Bax's 2nd quartet was written between 1924 and 1925 and it was first performed by the New Philharmonic Quartet on London on 15th March 1927. It's a more adventurous and difficult work than it's predecessor and contrasts awkwardly with the 1st quartet. It's never gained the popularity of the 1st and is my least favourite of Bax's quartets (but don't let that put you off from exploring the work). The long, opening movement, begins angularly with a solo cello and then viola before opening up to music of a more lyrical nature and what sounds like a fractured dance and whilst I like most of Bax's exploratory passages I can't help but think he's throwing too many ideas around here and perhaps should have condensed the movement a little.
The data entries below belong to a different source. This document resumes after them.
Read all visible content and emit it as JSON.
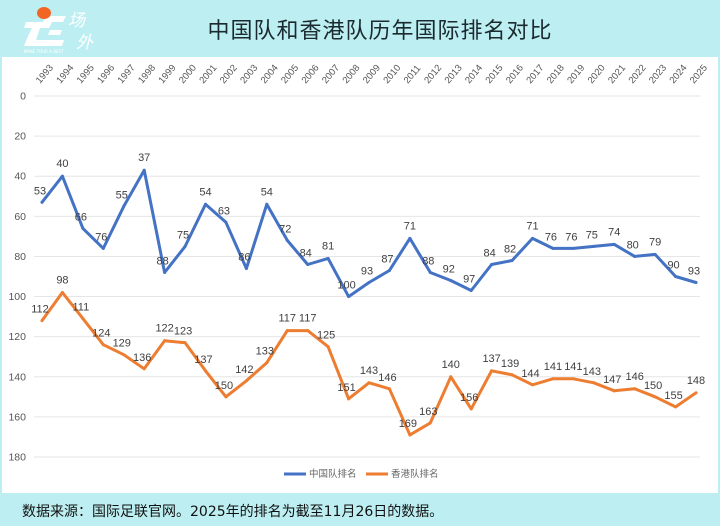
{
  "header": {
    "logo_text": "场外",
    "logo_subtext": "MAKE TOUR A BEST",
    "title": "中国队和香港队历年国际排名对比"
  },
  "footer": {
    "note": "数据来源：国际足联官网。2025年的排名为截至11月26日的数据。"
  },
  "colors": {
    "china": "#4472c4",
    "hongkong": "#ed7d31",
    "background": "#bdeff2",
    "logo_orange": "#f26522"
  },
  "chart_data": {
    "type": "line",
    "title": "中国队和香港队历年国际排名对比",
    "xlabel": "",
    "ylabel": "",
    "y_inverted": true,
    "ylim": [
      0,
      180
    ],
    "yticks": [
      0,
      20,
      40,
      60,
      80,
      100,
      120,
      140,
      160,
      180
    ],
    "grid": true,
    "legend_position": "bottom",
    "x": [
      "1993",
      "1994",
      "1995",
      "1996",
      "1997",
      "1998",
      "1999",
      "2000",
      "2001",
      "2002",
      "2003",
      "2004",
      "2005",
      "2006",
      "2007",
      "2008",
      "2009",
      "2010",
      "2011",
      "2012",
      "2013",
      "2014",
      "2015",
      "2016",
      "2017",
      "2018",
      "2019",
      "2020",
      "2021",
      "2022",
      "2023",
      "2024",
      "2025"
    ],
    "series": [
      {
        "name": "中国队排名",
        "color": "#4472c4",
        "values": [
          53,
          40,
          66,
          76,
          55,
          37,
          88,
          75,
          54,
          63,
          86,
          54,
          72,
          84,
          81,
          100,
          93,
          87,
          71,
          88,
          92,
          97,
          84,
          82,
          71,
          76,
          76,
          75,
          74,
          80,
          79,
          90,
          93
        ]
      },
      {
        "name": "香港队排名",
        "color": "#ed7d31",
        "values": [
          112,
          98,
          111,
          124,
          129,
          136,
          122,
          123,
          137,
          150,
          142,
          133,
          117,
          117,
          125,
          151,
          143,
          146,
          169,
          163,
          140,
          156,
          137,
          139,
          144,
          141,
          141,
          143,
          147,
          146,
          150,
          155,
          148
        ]
      }
    ]
  }
}
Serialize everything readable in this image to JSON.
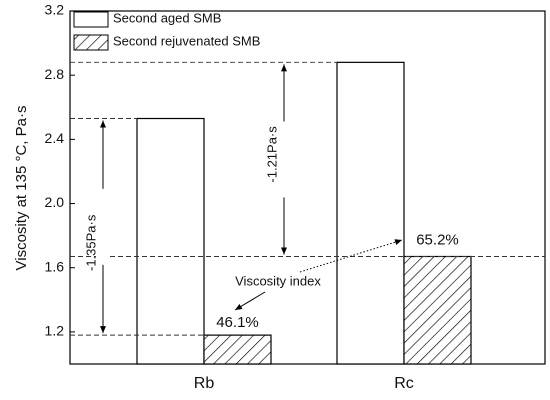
{
  "chart_data": {
    "type": "bar",
    "ylabel": "Viscosity at 135 °C, Pa·s",
    "categories": [
      "Rb",
      "Rc"
    ],
    "series": [
      {
        "name": "Second aged SMB",
        "color": "#ffffff",
        "values": [
          2.53,
          2.88
        ]
      },
      {
        "name": "Second rejuvenated SMB",
        "color": "#ffffff",
        "hatch": true,
        "values": [
          1.18,
          1.67
        ]
      }
    ],
    "ylim": [
      1.0,
      3.2
    ],
    "yticks": [
      1.2,
      1.6,
      {
        "value": 2,
        "label": "2.0"
      },
      2.4,
      2.8,
      3.2
    ],
    "annotations": [
      "-1.35Pa·s",
      "-1.21Pa·s",
      "46.1%",
      "65.2%",
      "Viscosity index"
    ]
  }
}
The 2nd movement, lento molto expressivo, is typical of Bax, with its expressive theme and thicker textures but, again, I struggle with this movement. I find it a little confused, overstays its welcome and dare I say it, it becomes a little bit boring. The finale, Allegro Vivace, is much more interesting and engaging with the opening cello motif from the first movement being transformed. It even features two fugato passages and a muted funereal episode before returning to its initial form and ending in a fine coda.
As I said, it's not Bax's strongest work for me but there's enough to keep me entertained (as long as I miss out the middle movement). Only 2 recordings that I know of so I'll keep it short and sweet.

The *Mistry Quartet *surprised me with the quality of their playing on this OOP account. If you can get hold of this recording then it's well worth investigating but if you're after slightly better playing and better engineered sound then look below. Still recommendable. 
The *Maggini Quartet* recording, on Naxos, is still widely available and its the first choice here not just on sound (which is excellent) but on performance where the Maggini dig in deeper and play with greater conviction and sincerity. They still don't manage to sell me the slow movement though (lol).


----------



## jurianbai (Nov 23, 2008)

as with many UK composer from 20th century, Bax's SQ are most "easy" listening to me. I come back to these quartet once in while. thanks for review and put the words on these quartet, so i can re-listen to them with new ideas in mind.


----------



## Merl (Jul 28, 2016)

I find Bax's 2nd quartet frustrating, tbh (as you've no doubt gathered). I like it but the 1st quartet is so strong that the 2nd ultimately feels like a let-down.


----------



## jurianbai (Nov 23, 2008)

Merl said:


> I find Bax's 2nd quartet frustrating, tbh kas you've no doubt gathered). I like it but the 1st quartet is so strong that the 2nd ultimately feels like a let-down.


I wasn't aware that you separate the quartet review to each post.. lol. I agree, the 1st quartet is what I have in mind. the 2nd is also great in my opinion. as to the 3rd quartet (as in your other post), I didn't own that CD (Maggini) and completely never listen before. now I going to listen to it in youtube.


----------